The measure instructs officials to study similar crisis intervention programs implemented elsewhere, specifically naming CAHOOTS, a community policing partnership that has been in place in Eugene, Oregon, since 1989.

In a recent interview with NPR, a leader of the organization — which stands for Crisis Assistance Helping Out On The Streets — said it handles 20% of local 911 calls, resulting in an annual savings of more than $15 million.

When L.A.’s motion was introduced, Robert Harris, director of the Los Angeles Police Protective League told the L.A. Daily News his union has been discussing the idea “for a long time” and he supports the move. The union represents more than 9,000 of the LAPD’s 13,000 employees.
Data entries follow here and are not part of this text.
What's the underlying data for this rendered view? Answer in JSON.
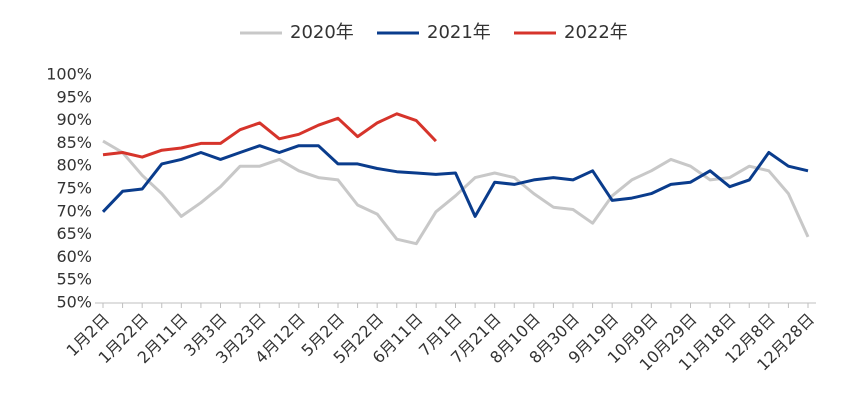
{
  "chart_data": {
    "type": "line",
    "categories": [
      "1月2日",
      null,
      "1月22日",
      null,
      "2月11日",
      null,
      "3月3日",
      null,
      "3月23日",
      null,
      "4月12日",
      null,
      "5月2日",
      null,
      "5月22日",
      null,
      "6月11日",
      null,
      "7月1日",
      null,
      "7月21日",
      null,
      "8月10日",
      null,
      "8月30日",
      null,
      "9月19日",
      null,
      "10月9日",
      null,
      "10月29日",
      null,
      "11月18日",
      null,
      "12月8日",
      null,
      "12月28日"
    ],
    "series": [
      {
        "name": "2020年",
        "color": "#c8c8c8",
        "values": [
          85.5,
          83,
          78,
          74,
          69,
          72,
          75.5,
          80,
          80,
          81.5,
          79,
          77.5,
          77,
          71.5,
          69.5,
          64,
          63,
          70,
          73.5,
          77.5,
          78.5,
          77.5,
          74,
          71,
          70.5,
          67.5,
          73.5,
          77,
          79,
          81.5,
          80,
          77,
          77.5,
          80,
          79,
          74,
          64.5
        ]
      },
      {
        "name": "2021年",
        "color": "#0a3c8c",
        "values": [
          70,
          74.5,
          75,
          80.5,
          81.5,
          83,
          81.5,
          83,
          84.5,
          83,
          84.5,
          84.5,
          80.5,
          80.5,
          79.5,
          78.8,
          78.5,
          78.2,
          78.5,
          69,
          76.5,
          76,
          77,
          77.5,
          77,
          79,
          72.5,
          73,
          74,
          76,
          76.5,
          79,
          75.5,
          77,
          83,
          80,
          79
        ]
      },
      {
        "name": "2022年",
        "color": "#d6342b",
        "values": [
          82.5,
          83,
          82,
          83.5,
          84,
          85,
          85,
          88,
          89.5,
          86,
          87,
          89,
          90.5,
          86.5,
          89.5,
          91.5,
          90,
          85.5,
          null,
          null,
          null,
          null,
          null,
          null,
          null,
          null,
          null,
          null,
          null,
          null,
          null,
          null,
          null,
          null,
          null,
          null,
          null
        ]
      }
    ],
    "ylim": [
      50,
      100
    ],
    "yticks": [
      {
        "value": 50,
        "label": "50%"
      },
      {
        "value": 55,
        "label": "55%"
      },
      {
        "value": 60,
        "label": "60%"
      },
      {
        "value": 65,
        "label": "65%"
      },
      {
        "value": 70,
        "label": "70%"
      },
      {
        "value": 75,
        "label": "75%"
      },
      {
        "value": 80,
        "label": "80%"
      },
      {
        "value": 85,
        "label": "85%"
      },
      {
        "value": 90,
        "label": "90%"
      },
      {
        "value": 95,
        "label": "95%"
      },
      {
        "value": 100,
        "label": "100%"
      }
    ]
  }
}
“For these calls that don’t necessarily need a law enforcement response, can we shift that response to somebody else?” he said.

Black Lives Matter’s L.A. chapter also spoke in support of the measure, saying the organization welcomes continued collaboration with the council.

“The move to have unarmed non-police respond to non-violent calls seems like it would be common-sense, but it’s quite courageous,” the group said in a series of tweets. “We appreciate those who have the vision to stand on the right side of history.”

The council also unanimously passed motion aimed at criminalizing racially motivated calls to 911. The city attorney is asked to work with LAPD to report on possible penalties for those who place such calls.